The Roman villas and artwork in the form of mosaics are stunning. The level of craftsmanship and artistry was overwhelming at times. Talk about an embarrassment of riches.
Macro photography is something new to me. It’s very difficult. First of all, you have no depth of field and any movement of the camera results in a blur. Tripod use is a must. But, despite the fussiness, I love it, so I’ll be adding that to the other photographic interests of mine. “Street Photography” simply must remain high on my priorities’ list. Santa Fe is full of interesting people, but I guess that’s true everywhere.
What makes New Mexico so special is the light. The place is luminous.
Here I’ve decided to mix several genres. So, we have street pix combined with what I refer to as “Abstract” and, as a hedge, sometimes refer to as “Almost Abstract”. The photo of “The Kids’ Tent” is from the Jazz Festival in Telluride, Colorado. As far as Jazz is concerned, I can take it or leave it. For some of my friends, that statement is tantamount to heresy!
And something else has happened since this epidemic got going—and this town has always been friendly—but now it’s even more so. I find people being extra polite and extra helpful. It’s funny, we have to stand in line to get into a grocery store because management wants to limit how many people are in there at a time. I think they’re right to do that, and everyone cooperates. So we stand in line, six feet apart. But surprisingly, we start chatting with each other, still maintaining distance. Below is a sequence showing you what’s going on in the Plaza in Downtown Santa Fe. Drag the vertical line to get the full effect.…..(I think you might have figured that out on your own. Right?)
Wasn’t it nice of the city of Santa Fe to have provided us with this not-so-little reminder? But, seriously, I’m OK with it.
Of course in my lifetime I’ve owned many cameras. It can become an obsession. The current discussion is between mirrorless versus “traditional” DSLR. Everybody has their opinion.
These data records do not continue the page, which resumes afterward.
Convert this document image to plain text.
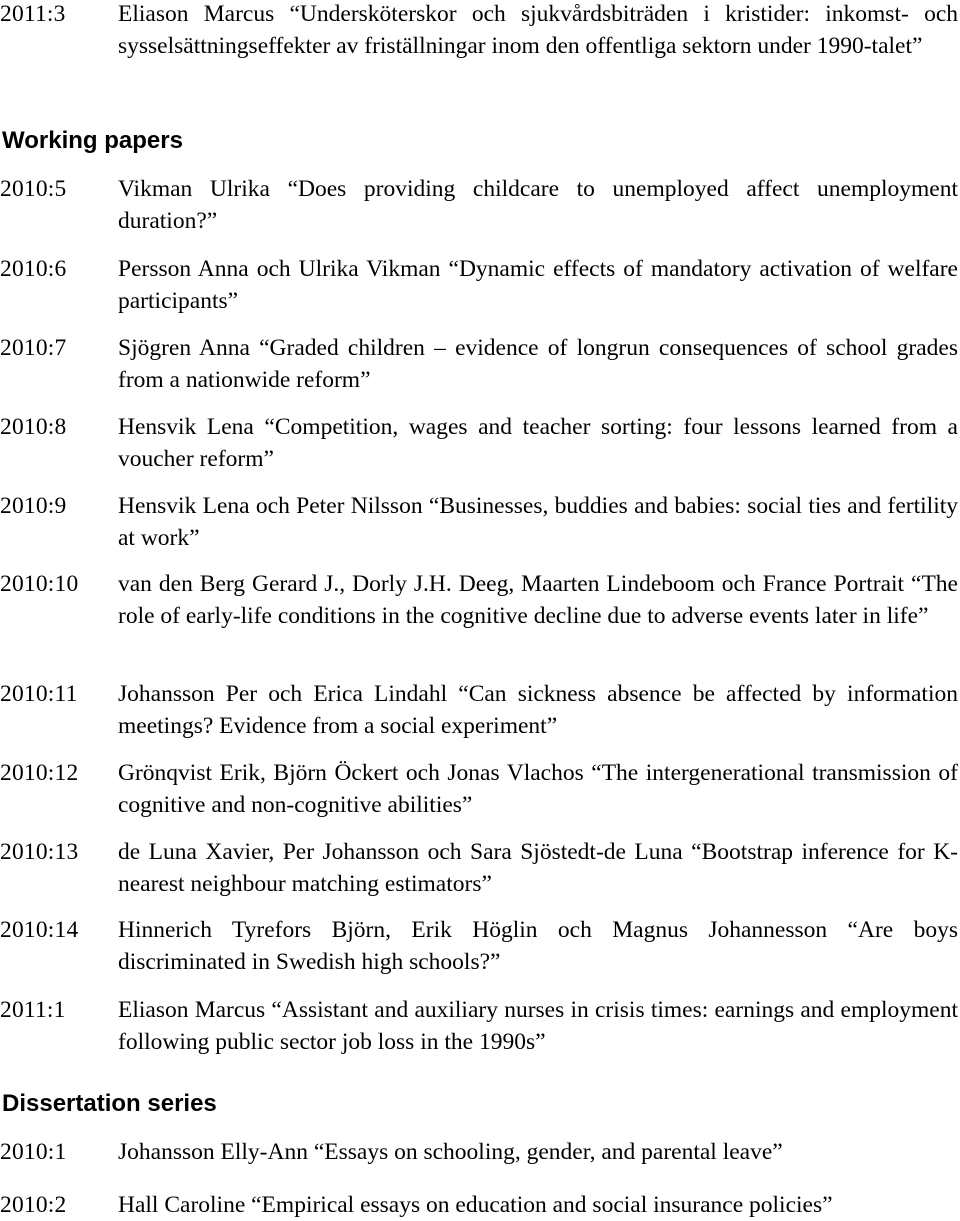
2011:3	Eliason Marcus “Undersköterskor och sjukvårdsbiträden i kristider: inkomst- och sysselsättningseffekter av friställningar inom den offentliga sektorn under 1990-talet”
Working papers
2010:5	Vikman Ulrika “Does providing childcare to unemployed affect unemployment duration?”
2010:6	Persson Anna och Ulrika Vikman “Dynamic effects of mandatory activation of welfare participants”
2010:7	Sjögren Anna “Graded children – evidence of longrun consequences of school grades from a nationwide reform”
2010:8	Hensvik Lena “Competition, wages and teacher sorting: four lessons learned from a voucher reform”
2010:9	Hensvik Lena och Peter Nilsson “Businesses, buddies and babies: social ties and fertility at work”
2010:10	van den Berg Gerard J., Dorly J.H. Deeg, Maarten Lindeboom och France Portrait “The role of early-life conditions in the cognitive decline due to adverse events later in life”
2010:11	Johansson Per och Erica Lindahl “Can sickness absence be affected by information meetings? Evidence from a social experiment”
2010:12	Grönqvist Erik, Björn Öckert och Jonas Vlachos “The intergenerational transmission of cognitive and non-cognitive abilities”
2010:13	de Luna Xavier, Per Johansson och Sara Sjöstedt-de Luna “Bootstrap inference for K-nearest neighbour matching estimators”
2010:14	Hinnerich Tyrefors Björn, Erik Höglin och Magnus Johannesson “Are boys discriminated in Swedish high schools?”
2011:1	Eliason Marcus “Assistant and auxiliary nurses in crisis times: earnings and employment following public sector job loss in the 1990s”
Dissertation series
2010:1	Johansson Elly-Ann “Essays on schooling, gender, and parental leave”
2010:2	Hall Caroline “Empirical essays on education and social insurance policies”
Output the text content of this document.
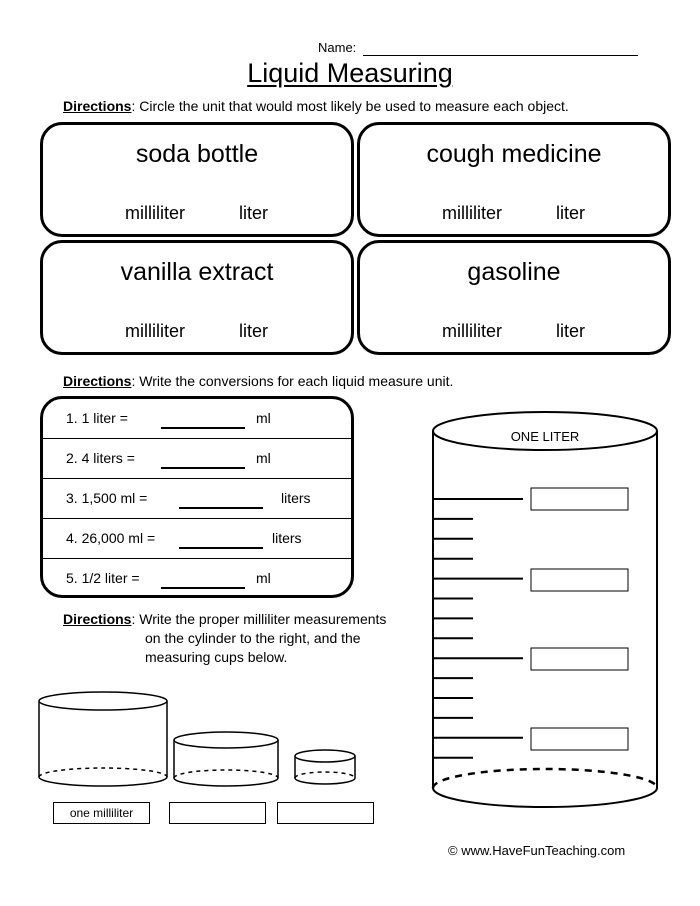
Name:
Liquid Measuring
Directions: Circle the unit that would most likely be used to measure each object.
soda bottle
milliliter	liter
cough medicine
milliliter	liter
vanilla extract
milliliter	liter
gasoline
milliliter	liter
Directions: Write the conversions for each liquid measure unit.
1. 1 liter =	ml
2. 4 liters =	ml
3. 1,500 ml =	liters
4. 26,000 ml =	liters
5. 1/2 liter =	ml
Directions: Write the proper milliliter measurements
on the cylinder to the right, and the
measuring cups below.
ONE LITER
one milliliter
© www.HaveFunTeaching.com
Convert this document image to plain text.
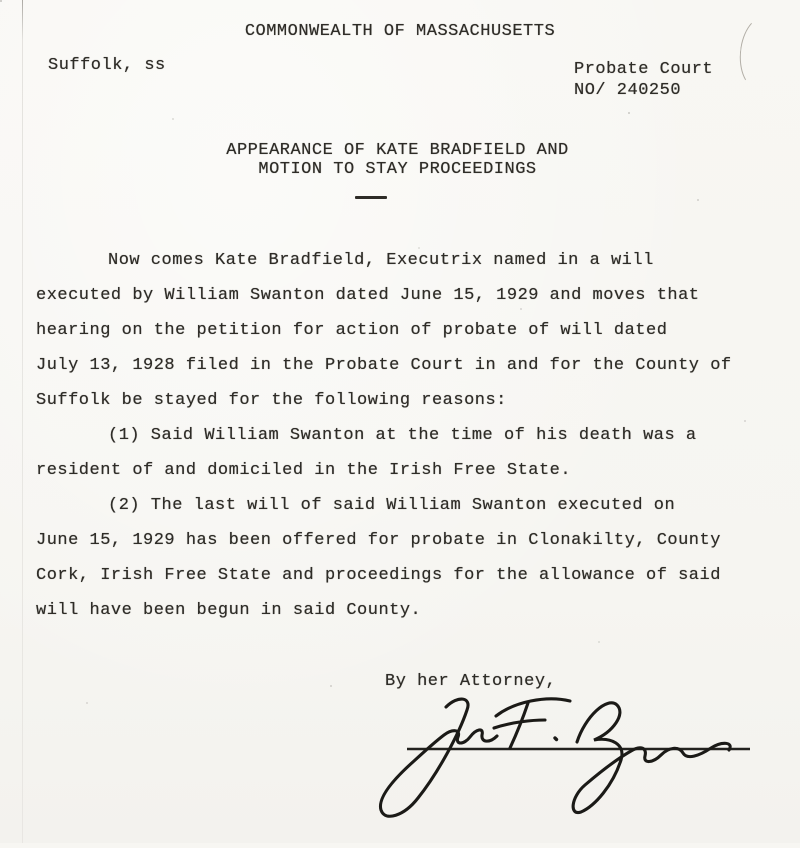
COMMONWEALTH OF MASSACHUSETTS
Suffolk, ss	Probate Court
NO/ 240250
APPEARANCE OF KATE BRADFIELD AND
MOTION TO STAY PROCEEDINGS
Now comes Kate Bradfield, Executrix named in a will
executed by William Swanton dated June 15, 1929 and moves that
hearing on the petition for action of probate of will dated
July 13, 1928 filed in the Probate Court in and for the County of
Suffolk be stayed for the following reasons:
(1) Said William Swanton at the time of his death was a
resident of and domiciled in the Irish Free State.
(2) The last will of said William Swanton executed on
June 15, 1929 has been offered for probate in Clonakilty, County
Cork, Irish Free State and proceedings for the allowance of said
will have been begun in said County.
By her Attorney,
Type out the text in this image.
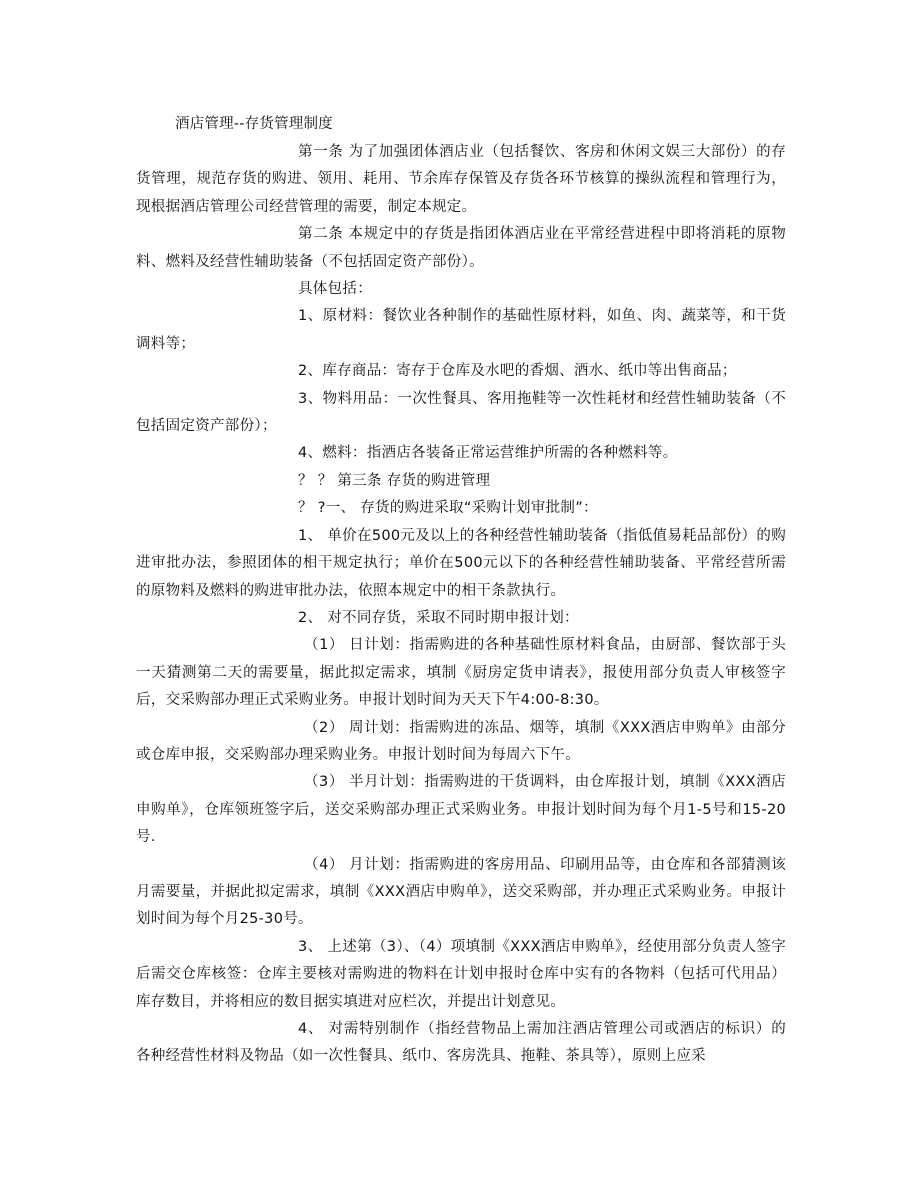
酒店管理--存货管理制度

第一条 为了加强团体酒店业（包括餐饮、客房和休闲文娱三大部份）的存货管理，规范存货的购进、领用、耗用、节余库存保管及存货各环节核算的操纵流程和管理行为，现根据酒店管理公司经营管理的需要，制定本规定。

第二条 本规定中的存货是指团体酒店业在平常经营进程中即将消耗的原物料、燃料及经营性辅助装备（不包括固定资产部份）。

具体包括：

1、原材料：餐饮业各种制作的基础性原材料，如鱼、肉、蔬菜等，和干货调料等；

2、库存商品：寄存于仓库及水吧的香烟、酒水、纸巾等出售商品；

3、物料用品：一次性餐具、客用拖鞋等一次性耗材和经营性辅助装备（不包括固定资产部份）；

4、燃料：指酒店各装备正常运营维护所需的各种燃料等。

？ ？ 第三条 存货的购进管理

？ ?一、 存货的购进采取“采购计划审批制”：

1、 单价在500元及以上的各种经营性辅助装备（指低值易耗品部份）的购进审批办法，参照团体的相干规定执行；单价在500元以下的各种经营性辅助装备、平常经营所需的原物料及燃料的购进审批办法，依照本规定中的相干条款执行。

2、 对不同存货，采取不同时期申报计划：

（1） 日计划：指需购进的各种基础性原材料食品，由厨部、餐饮部于头一天猜测第二天的需要量，据此拟定需求，填制《厨房定货申请表》，报使用部分负责人审核签字后，交采购部办理正式采购业务。申报计划时间为天天下午4:00-8:30。

（2） 周计划：指需购进的冻品、烟等，填制《XXX酒店申购单》由部分或仓库申报，交采购部办理采购业务。申报计划时间为每周六下午。

（3） 半月计划：指需购进的干货调料，由仓库报计划，填制《XXX酒店申购单》，仓库领班签字后，送交采购部办理正式采购业务。申报计划时间为每个月1-5号和15-20号.

（4） 月计划：指需购进的客房用品、印刷用品等，由仓库和各部猜测该月需要量，并据此拟定需求，填制《XXX酒店申购单》，送交采购部，并办理正式采购业务。申报计划时间为每个月25-30号。

3、 上述第（3）、（4）项填制《XXX酒店申购单》，经使用部分负责人签字后需交仓库核签：仓库主要核对需购进的物料在计划申报时仓库中实有的各物料（包括可代用品）库存数目，并将相应的数目据实填进对应栏次，并提出计划意见。

4、 对需特别制作（指经营物品上需加注酒店管理公司或酒店的标识）的各种经营性材料及物品（如一次性餐具、纸巾、客房洗具、拖鞋、茶具等），原则上应采
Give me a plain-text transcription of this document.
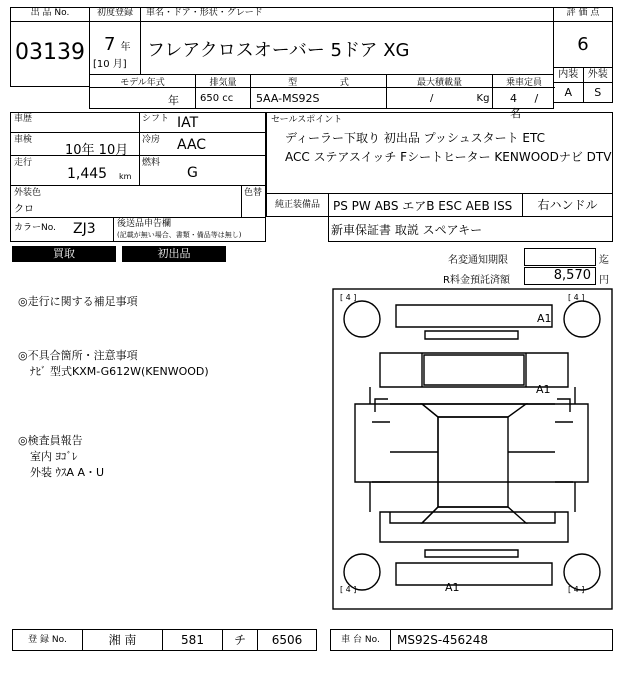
出 品 No.
03139
初度登録
7 年
[10 月]
車名・ドア・形状・グレード
フレアクロスオーバー 5ドア XG
評 価 点
6
内装 外装
A	S
モデル年式
年
排気量
650 cc
型 式
5AA-MS92S
最大積載量
/ Kg
乗車定員
4 / 名
車歴	シフト IAT
車検
10年 10月
冷房 AAC
走行
1,445 km
燃料
G
外装色
クロ
色替
カラーNo. ZJ3 後送品申告欄
(記載が無い場合、書類・備品等は無し)
セールスポイント
ディーラー下取り 初出品 プッシュスタート ETC
ACC ステアスイッチ Fシートヒーター KENWOODナビ DTV
純正装備品	PS PW ABS エアB ESC AEB ISS	右ハンドル
新車保証書 取説 スペアキー
買取	初出品
名変通知期限	迄
R料金預託済額	8,570 円
◎走行に関する補足事項
◎不具合箇所・注意事項
ﾅﾋﾞ 型式KXM-G612W(KENWOOD)
◎検査員報告
室内 ﾖｺﾞﾚ
外装 ｳｽA A・U
[ 4 ]	[ 4 ]
[ 4 ]	[ 4 ]
A1
A1
A1
登 録 No.	湘 南	581	チ	6506	車 台 No.	MS92S-456248
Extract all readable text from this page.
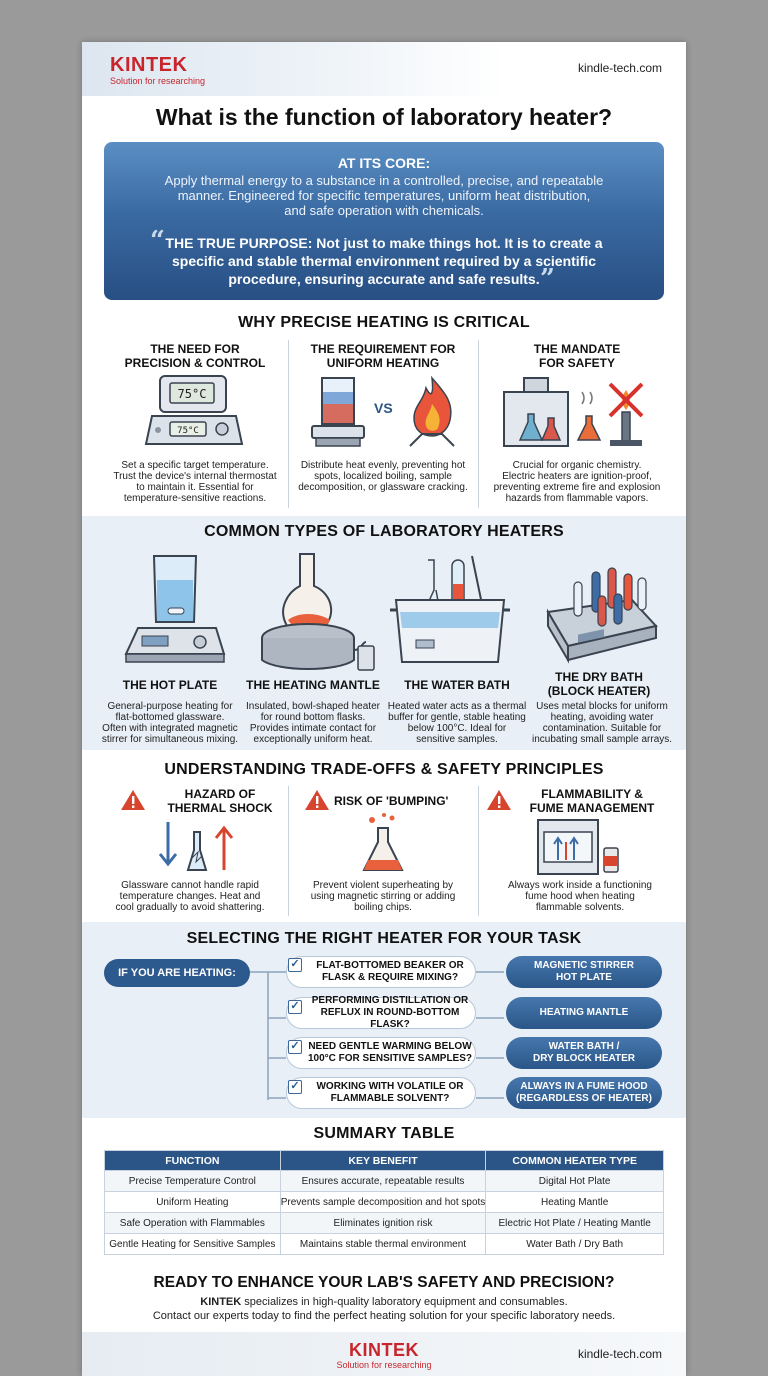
KINTEK
Solution for researching
kindle-tech.com
What is the function of laboratory heater?
AT ITS CORE:
Apply thermal energy to a substance in a controlled, precise, and repeatable
manner. Engineered for specific temperatures, uniform heat distribution,
and safe operation with chemicals.
“ THE TRUE PURPOSE: Not just to make things hot. It is to create a
specific and stable thermal environment required by a scientific
procedure, ensuring accurate and safe results. ”
WHY PRECISE HEATING IS CRITICAL
THE NEED FOR
PRECISION & CONTROL
75°C
75°C
Set a specific target temperature.
Trust the device's internal thermostat
to maintain it. Essential for
temperature-sensitive reactions.
THE REQUIREMENT FOR
UNIFORM HEATING
VS
Distribute heat evenly, preventing hot
spots, localized boiling, sample
decomposition, or glassware cracking.
THE MANDATE
FOR SAFETY
Crucial for organic chemistry.
Electric heaters are ignition-proof,
preventing extreme fire and explosion
hazards from flammable vapors.
COMMON TYPES OF LABORATORY HEATERS
THE HOT PLATE	THE HEATING MANTLE	THE WATER BATH
THE DRY BATH
(BLOCK HEATER)
General-purpose heating for
flat-bottomed glassware.
Often with integrated magnetic
stirrer for simultaneous mixing.
Insulated, bowl-shaped heater
for round bottom flasks.
Provides intimate contact for
exceptionally uniform heat.
Heated water acts as a thermal
buffer for gentle, stable heating
below 100°C. Ideal for
sensitive samples.
Uses metal blocks for uniform
heating, avoiding water
contamination. Suitable for
incubating small sample arrays.
UNDERSTANDING TRADE-OFFS & SAFETY PRINCIPLES
HAZARD OF
THERMAL SHOCK
Glassware cannot handle rapid
temperature changes. Heat and
cool gradually to avoid shattering.
RISK OF 'BUMPING'
Prevent violent superheating by
using magnetic stirring or adding
boiling chips.
FLAMMABILITY &
FUME MANAGEMENT
Always work inside a functioning
fume hood when heating
flammable solvents.
SELECTING THE RIGHT HEATER FOR YOUR TASK
IF YOU ARE HEATING:
FLAT-BOTTOMED BEAKER OR
FLASK & REQUIRE MIXING?
✓	MAGNETIC STIRRER
HOT PLATE
PERFORMING DISTILLATION OR
REFLUX IN ROUND-BOTTOM FLASK?
✓
HEATING MANTLE
NEED GENTLE WARMING BELOW
100°C FOR SENSITIVE SAMPLES?
✓	WATER BATH /
DRY BLOCK HEATER
WORKING WITH VOLATILE OR
FLAMMABLE SOLVENT?
✓	ALWAYS IN A FUME HOOD
(REGARDLESS OF HEATER)
SUMMARY TABLE
FUNCTION	KEY BENEFIT	COMMON HEATER TYPE
Precise Temperature Control	Ensures accurate, repeatable results	Digital Hot Plate
Uniform Heating	Prevents sample decomposition and hot spots	Heating Mantle
Safe Operation with Flammables	Eliminates ignition risk	Electric Hot Plate / Heating Mantle
Gentle Heating for Sensitive Samples	Maintains stable thermal environment	Water Bath / Dry Bath
READY TO ENHANCE YOUR LAB'S SAFETY AND PRECISION?
KINTEK specializes in high-quality laboratory equipment and consumables.
Contact our experts today to find the perfect heating solution for your specific laboratory needs.
KINTEK
Solution for researching
kindle-tech.com
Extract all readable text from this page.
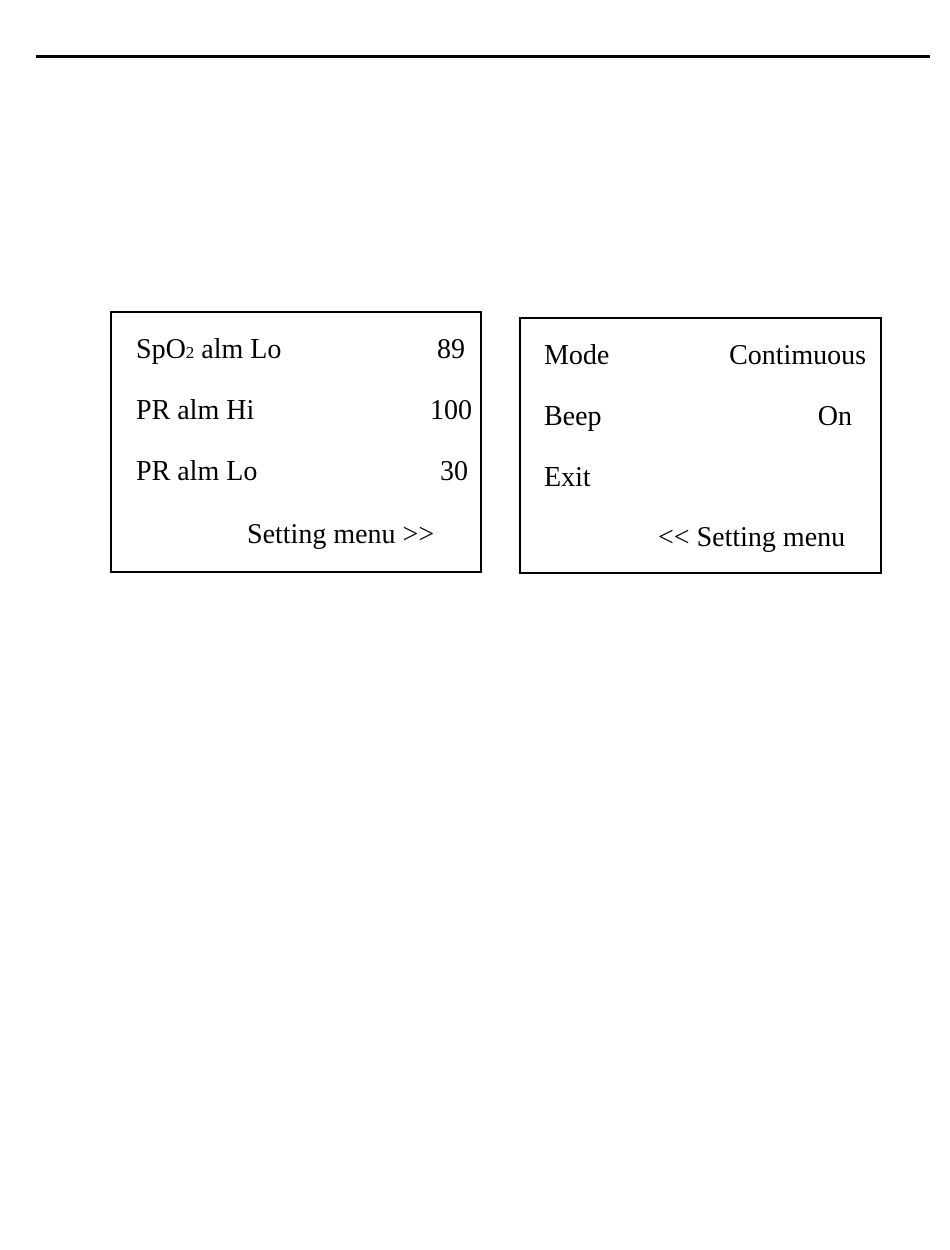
SpO2 alm Lo	89
PR alm Hi	100
PR alm Lo	30
Setting menu >>
Mode	Contimuous
Beep	On
Exit
<< Setting menu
For street shots such as these, I like the smaller camera (which means mirrorless) with an equally unobtrusive lens on it. Nobody even knows that I’m carrying it. I’m just so stealthy that way! All of these were taken in Santa Fe, NM.
Everyone was disappointed to have the 4th of July celebrations cancelled in the Santa Fe Plaza. There’s the much awaited pancake breakfast and folkart show. The band is always very good too and everyone is always in a great mood. The mood was different today. Once again, eerily quiet. And I still cannot get used to seeing everyone wearing a mask.
Well, here’s a diverse group. I do like the railyard(s), so they always seem to pop up in any collection of mine. The tall church at the bottom is in downtown Santa Fe. And what’s the attraction of peeled paint in the gallery below? Nothing more than the design and organization of horizontals and verticals which always seems to settle me, even when the theme appears to be “decrepit/has seen better days”.
It was starting to get late and I found myself walking around in downtown Santa Fe. The light was catching the Loretto Chapel perfectly. In the top two images, the sky really did look like that.
I went downtown during the time of COVID-19, and it was an eerie experience. Of course, the place was empty. The few people I did see were all wearing masks, myself included. The kids on bikes, however, didn’t bother.